Fig. 6.

Phagocytic capacity of intestinal CD8⁺DCs. Intestinal leukocytes were incubated with Crimson Red fluorescent polystyrene beads (1 μm diameter) at a ratio 1:10 (cell/beads) for 16 h and then centrifuged through a 3% BSA 4.5% glucose gradient in order to remove non-ingested beads. Cells were then labelled with anti-CD8α and analyzed by flow cytometry. (A) Representative plots showing gated lymphoid cells (upper panels) and myeloid cell (lower panels) are shown.
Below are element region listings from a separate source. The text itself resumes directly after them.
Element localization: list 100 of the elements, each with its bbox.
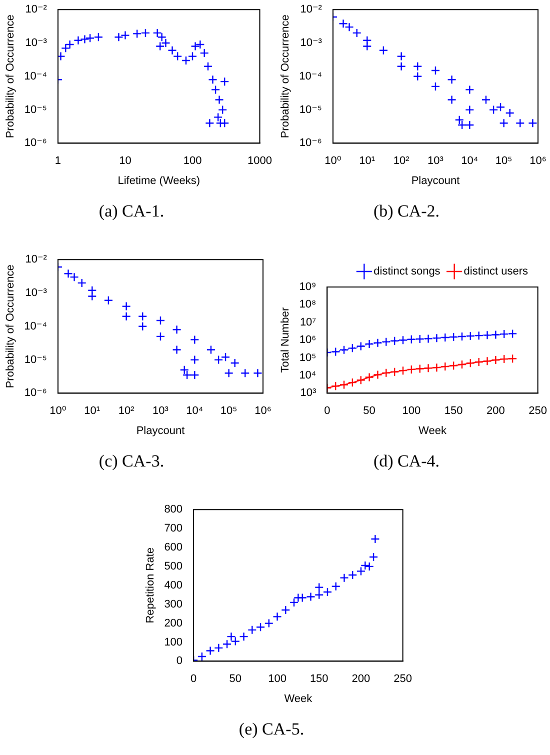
x-axis-title: Week (284, 693, 313, 706)
y-tick-label: 10⁻⁶ (24, 387, 47, 400)
point (382, 368, 391, 378)
x-tick-label: 50 (363, 404, 376, 417)
x-tick-label: 10⁴ (186, 404, 204, 417)
x-tick-label: 1 (54, 154, 62, 167)
x-tick-label: 10⁵ (495, 154, 512, 167)
point (356, 375, 366, 385)
x-tick-label: 10¹ (359, 154, 376, 167)
point (364, 339, 374, 349)
point (322, 587, 332, 597)
y-tick-label: 100 (164, 636, 183, 648)
point (466, 358, 476, 368)
text: (d) CA-4. (373, 451, 440, 470)
point (457, 332, 467, 342)
point (491, 355, 500, 365)
x-tick-label: 10⁴ (461, 154, 478, 167)
y-tick-label: 200 (164, 617, 183, 630)
x-axis-title: Playcount (136, 425, 185, 438)
point (424, 334, 433, 344)
point (272, 612, 282, 622)
point (356, 566, 366, 576)
y-tick-label: 300 (164, 598, 183, 610)
x-tick-label: 150 (310, 672, 328, 685)
x-tick-label: 10⁰ (324, 154, 342, 167)
point (314, 590, 324, 600)
point (248, 625, 257, 635)
y-tick-label: 10⁻³ (25, 287, 48, 300)
x-tick-label: 100 (183, 154, 202, 167)
x-tick-label: 100 (268, 672, 286, 685)
point (339, 380, 349, 390)
y-tick-label: 10⁻² (25, 4, 48, 16)
y-tick-label: 10⁶ (299, 334, 316, 346)
point (398, 366, 408, 376)
point (398, 336, 408, 345)
y-tick-label: 10⁻⁴ (24, 320, 48, 332)
y-tick-label: 10⁵ (299, 352, 316, 364)
x-tick-label: 10³ (428, 154, 444, 167)
point (364, 562, 374, 572)
x-tick-label: 50 (229, 672, 242, 685)
y-tick-label: 0 (176, 655, 183, 668)
point (390, 336, 400, 346)
y-tick-label: 10³ (300, 387, 316, 400)
x-tick-label: 10 (119, 154, 132, 167)
point (373, 338, 382, 348)
point (406, 364, 416, 374)
point (440, 362, 450, 372)
y-tick-label: 800 (164, 504, 183, 516)
y-tick-label: 10⁻⁶ (299, 137, 322, 150)
x-tick-label: 200 (486, 404, 505, 417)
point (432, 333, 442, 343)
point (482, 330, 492, 340)
point (415, 334, 424, 344)
point (406, 334, 416, 344)
point (340, 573, 349, 582)
point (331, 582, 340, 591)
x-tick-label: 10⁶ (254, 404, 272, 417)
x-tick-label: 10⁶ (530, 154, 546, 167)
text: (a) CA-1. (98, 201, 164, 220)
x-axis-title: Week (418, 425, 447, 438)
x-tick-label: 10² (118, 404, 135, 417)
x-tick-label: 10³ (152, 404, 169, 417)
text: (b) CA-2. (373, 201, 440, 220)
y-tick-label: 10⁷ (300, 316, 316, 328)
point (415, 364, 424, 374)
point (298, 593, 307, 602)
point (432, 362, 442, 372)
x-tick-label: 150 (444, 404, 463, 417)
legend-label: distinct users (464, 266, 528, 278)
point (500, 329, 509, 339)
point (306, 592, 316, 602)
point (314, 582, 324, 592)
y-tick-label: 400 (164, 579, 183, 592)
point (368, 552, 378, 562)
point (508, 354, 518, 364)
y-tick-label: 10⁻⁶ (24, 137, 47, 150)
y-tick-label: 700 (164, 522, 183, 535)
legend-label: distinct songs (374, 266, 441, 278)
point (440, 332, 450, 342)
point (206, 646, 215, 656)
y-tick-label: 10⁹ (299, 281, 316, 294)
x-tick-label: 250 (528, 404, 548, 417)
point (448, 361, 458, 370)
point (382, 337, 391, 346)
y-axis-title: Probability of Occurrence (4, 14, 17, 138)
point (339, 345, 349, 354)
point (508, 329, 518, 338)
point (482, 356, 492, 366)
y-tick-label: 10⁻⁵ (24, 354, 47, 366)
y-tick-label: 10⁻³ (300, 37, 322, 50)
y-tick-label: 10⁻⁴ (299, 70, 322, 82)
point (289, 598, 299, 608)
point (348, 378, 358, 388)
y-tick-label: 600 (164, 542, 183, 554)
point (474, 357, 484, 367)
x-tick-label: 10⁵ (220, 404, 238, 417)
point (457, 360, 467, 370)
point (356, 342, 366, 351)
y-axis-title: Probability of Occurrence (4, 264, 17, 388)
point (373, 370, 382, 380)
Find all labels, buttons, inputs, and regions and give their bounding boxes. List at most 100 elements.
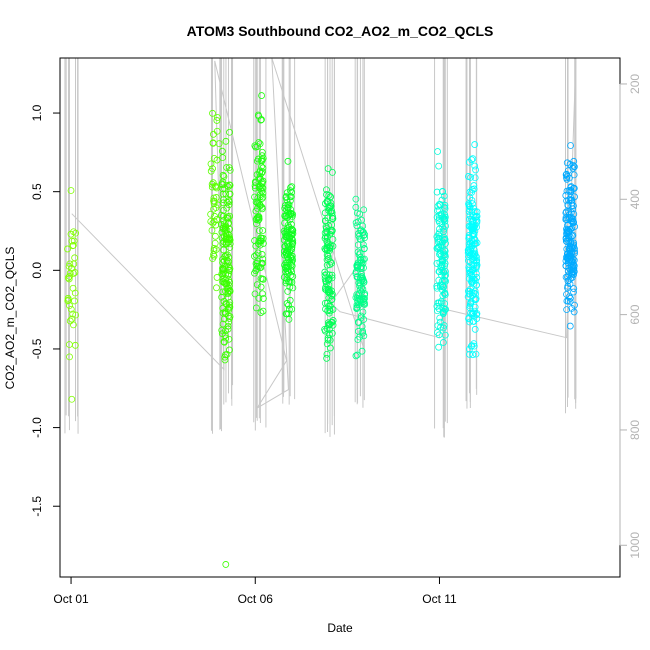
data-point	[288, 188, 296, 196]
data-point	[286, 283, 294, 291]
data-point	[281, 219, 288, 227]
data-point	[219, 309, 227, 317]
data-point	[218, 228, 226, 236]
data-point	[359, 327, 367, 335]
data-point	[224, 322, 232, 330]
data-point	[254, 155, 262, 163]
data-point	[466, 265, 474, 273]
data-point	[570, 288, 577, 296]
data-point	[223, 285, 231, 293]
data-point	[256, 182, 264, 190]
data-point	[256, 264, 264, 272]
data-point	[435, 217, 443, 224]
data-point	[568, 304, 576, 312]
x-axis: Oct 01 Oct 06 Oct 11	[53, 576, 457, 606]
data-point	[70, 228, 77, 236]
data-point	[288, 245, 296, 253]
data-point	[470, 340, 478, 348]
data-point	[433, 188, 441, 196]
data-point	[253, 281, 261, 289]
y-right-tick-label: 1000	[628, 532, 642, 559]
y-right-tick-label: 200	[628, 74, 642, 94]
data-point	[355, 251, 363, 259]
data-point	[284, 233, 291, 241]
data-point	[252, 251, 260, 259]
data-point	[259, 290, 266, 298]
data-point	[562, 208, 570, 216]
y-axis-right-altitude: 200 400 600 800 1000	[619, 74, 642, 559]
data-point	[254, 257, 262, 265]
data-point	[433, 244, 441, 252]
data-point	[257, 283, 265, 291]
data-point	[226, 212, 234, 220]
data-point	[287, 184, 294, 191]
data-point	[323, 354, 331, 362]
altitude-path-line	[71, 57, 577, 409]
data-point	[563, 187, 571, 195]
data-point	[352, 294, 360, 302]
data-point	[563, 290, 570, 298]
data-point	[251, 237, 259, 244]
data-point	[466, 249, 474, 257]
data-point	[225, 263, 233, 271]
data-point	[467, 285, 474, 293]
data-point	[358, 273, 366, 281]
data-point	[562, 262, 570, 270]
data-point	[325, 191, 333, 199]
data-point	[328, 227, 336, 235]
data-point	[568, 199, 576, 207]
data-point	[254, 249, 262, 257]
data-point	[212, 182, 219, 190]
data-point	[226, 235, 233, 243]
y-axis-label: CO2_AO2_m_CO2_QCLS	[3, 247, 17, 390]
data-point	[222, 240, 230, 248]
data-point	[567, 196, 575, 204]
data-point	[219, 185, 227, 193]
data-point	[325, 302, 333, 310]
data-point	[288, 254, 296, 262]
data-point	[323, 238, 331, 245]
data-point	[285, 250, 292, 258]
data-point	[361, 255, 368, 263]
data-point	[353, 273, 361, 281]
data-point	[208, 183, 216, 191]
data-point	[434, 207, 441, 215]
data-point	[321, 200, 329, 207]
data-point	[440, 225, 448, 233]
data-point	[288, 241, 296, 249]
data-point	[469, 225, 477, 233]
data-point	[566, 244, 574, 252]
data-point	[473, 311, 480, 319]
data-point	[64, 245, 71, 253]
data-point	[353, 351, 361, 359]
data-point	[67, 187, 75, 194]
data-point	[329, 168, 336, 176]
data-point	[325, 286, 333, 293]
data-point	[326, 307, 334, 315]
data-point	[473, 281, 480, 289]
y-right-tick-label: 600	[628, 304, 642, 324]
data-point	[219, 181, 226, 189]
data-point	[354, 241, 362, 249]
data-point	[322, 233, 329, 241]
data-point	[471, 325, 479, 333]
data-point	[466, 345, 473, 353]
data-point	[327, 202, 335, 210]
data-point	[472, 213, 480, 221]
data-point	[433, 307, 441, 315]
data-point	[565, 256, 573, 264]
data-point	[359, 308, 367, 316]
data-point	[211, 239, 219, 247]
data-point	[257, 309, 265, 316]
data-point	[328, 207, 336, 215]
data-point	[256, 191, 264, 198]
data-point	[219, 275, 227, 283]
data-point	[322, 280, 330, 288]
data-point	[433, 302, 441, 310]
data-point	[563, 306, 571, 314]
data-point	[473, 208, 481, 216]
data-point	[327, 226, 335, 234]
data-point	[441, 247, 449, 255]
data-point	[435, 162, 443, 170]
y-axis: 1.0 0.5 0.0 -0.5 -1.0 -1.5	[30, 104, 61, 517]
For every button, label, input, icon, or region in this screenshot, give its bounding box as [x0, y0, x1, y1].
CD8⁻ and CD8⁺ cells were further selected to analyze the fluorescence of internalized beads (shown in the histograms). The percentage of cells containing beads were determined using control samples without beads to set the positive threshold. Mean percentages of phagocytic cells (B) and median fluorescence intensity of the beads (C) in each subpopulation are shown as mean + SD (n = 12). The phagocytic capacity of intestinal CD8⁺ DCs was compared to that of gills CD8⁺ DCs, studying both the percentage of phagocytic cells (D) and MFI of beads (E). (n = 12). Statistical analyses were performed and asterisks denote significant differences between groups as indicated. **p ≤ 0.01, ***p ≤ 0.005. (For interpretation of the references to colour in this figure legend, the reader is referred to the Web version of this article.)